Essendo le macchine unte, mise in movimento le eliche e orizzontò il timone in modo da passare sopra gli elefanti.

Intanto il greco aveva preparato le armi, caricandole con palle coniche indurite, essendo la pelle di quei colossi grossa quanto e forse più di quella degl'ippopotami.

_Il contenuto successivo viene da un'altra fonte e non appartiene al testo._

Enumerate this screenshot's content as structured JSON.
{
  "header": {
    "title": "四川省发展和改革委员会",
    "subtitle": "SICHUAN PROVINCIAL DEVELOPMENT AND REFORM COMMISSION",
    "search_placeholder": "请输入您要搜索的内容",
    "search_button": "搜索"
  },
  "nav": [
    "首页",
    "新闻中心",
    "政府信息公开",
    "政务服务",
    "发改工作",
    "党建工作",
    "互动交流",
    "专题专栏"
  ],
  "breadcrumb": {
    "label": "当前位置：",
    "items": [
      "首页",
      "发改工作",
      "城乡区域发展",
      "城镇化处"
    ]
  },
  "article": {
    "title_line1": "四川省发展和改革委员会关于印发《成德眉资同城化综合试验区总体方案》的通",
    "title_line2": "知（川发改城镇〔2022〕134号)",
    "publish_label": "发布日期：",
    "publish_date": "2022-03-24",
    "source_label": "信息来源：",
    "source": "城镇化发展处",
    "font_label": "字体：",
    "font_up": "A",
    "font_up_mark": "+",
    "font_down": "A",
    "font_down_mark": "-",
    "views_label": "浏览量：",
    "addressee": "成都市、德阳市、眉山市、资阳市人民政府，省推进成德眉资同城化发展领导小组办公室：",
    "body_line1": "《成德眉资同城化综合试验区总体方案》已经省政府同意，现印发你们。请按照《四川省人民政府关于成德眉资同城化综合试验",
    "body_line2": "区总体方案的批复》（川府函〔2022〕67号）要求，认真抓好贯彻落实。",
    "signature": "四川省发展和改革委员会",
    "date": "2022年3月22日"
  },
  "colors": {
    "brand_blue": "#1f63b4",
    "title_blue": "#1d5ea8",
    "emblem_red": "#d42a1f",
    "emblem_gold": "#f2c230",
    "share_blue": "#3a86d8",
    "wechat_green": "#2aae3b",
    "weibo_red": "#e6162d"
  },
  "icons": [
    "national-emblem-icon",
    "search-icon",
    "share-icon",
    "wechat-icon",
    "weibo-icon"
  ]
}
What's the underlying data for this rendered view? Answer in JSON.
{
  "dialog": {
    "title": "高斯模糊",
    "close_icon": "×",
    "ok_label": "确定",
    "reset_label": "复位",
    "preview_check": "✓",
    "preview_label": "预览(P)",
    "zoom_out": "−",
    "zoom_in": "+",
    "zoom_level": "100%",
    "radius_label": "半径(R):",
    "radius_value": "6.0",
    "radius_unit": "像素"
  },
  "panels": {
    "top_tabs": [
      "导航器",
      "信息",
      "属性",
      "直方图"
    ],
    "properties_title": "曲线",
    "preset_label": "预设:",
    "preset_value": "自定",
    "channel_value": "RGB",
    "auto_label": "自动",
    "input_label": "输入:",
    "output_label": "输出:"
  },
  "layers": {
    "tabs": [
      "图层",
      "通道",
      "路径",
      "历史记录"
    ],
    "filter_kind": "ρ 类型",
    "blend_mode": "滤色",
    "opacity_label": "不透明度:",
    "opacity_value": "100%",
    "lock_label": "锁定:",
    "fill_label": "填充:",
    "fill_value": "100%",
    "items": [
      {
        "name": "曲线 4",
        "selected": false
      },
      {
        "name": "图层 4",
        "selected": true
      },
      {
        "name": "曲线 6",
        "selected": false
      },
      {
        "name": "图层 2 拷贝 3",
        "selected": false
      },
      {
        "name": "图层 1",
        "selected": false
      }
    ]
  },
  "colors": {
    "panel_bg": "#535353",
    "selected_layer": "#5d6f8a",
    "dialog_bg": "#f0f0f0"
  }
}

Quando il Germania giunse presso il fiume, Heggia lasciò cadere l’àncora, incastrandola fra i rami d’un baobab.

Gli elefanti erano scesi nell’acqua e stavano giocando fra di loro.

Si urtavano cercando di rovesciarsi, succhiavano l’acqua con le proboscidi, gettandosela addosso l’un l’altro e si alzavano sulle zampe posteriori lasciandosi cadere di colpo, in modo da sollevare delle grandi ondate spumeggianti.

Non s’erano ancora accorti della presenza dei cacciatori aerei, sicchè giocavano con piena sicurezza, senza mostrare alcuna diffidenza.

Forse avevano anche scorto il treno; ma probabilmente lo avevano scambiato per qualche nube oscurissima.

— A quale distanza si trovano da noi? — chiese Ottone a Sokol che aveva la vista migliore di tutti. — Che si possa colpirli?

Il negro, che un tempo era stato cacciatore d’elefanti, scosse la testa.

— Non farete altro che spaventarli — disse poi.

— Che cosa ci consigli di fare?

— Volete provare una caccia emozionante?

— Certamente, ci tengo.

— Anch’io — disse il greco.

— Scendiamo e venite con me, ma non più di uno alla volta.

— E perchè uno solo? — chiese il greco.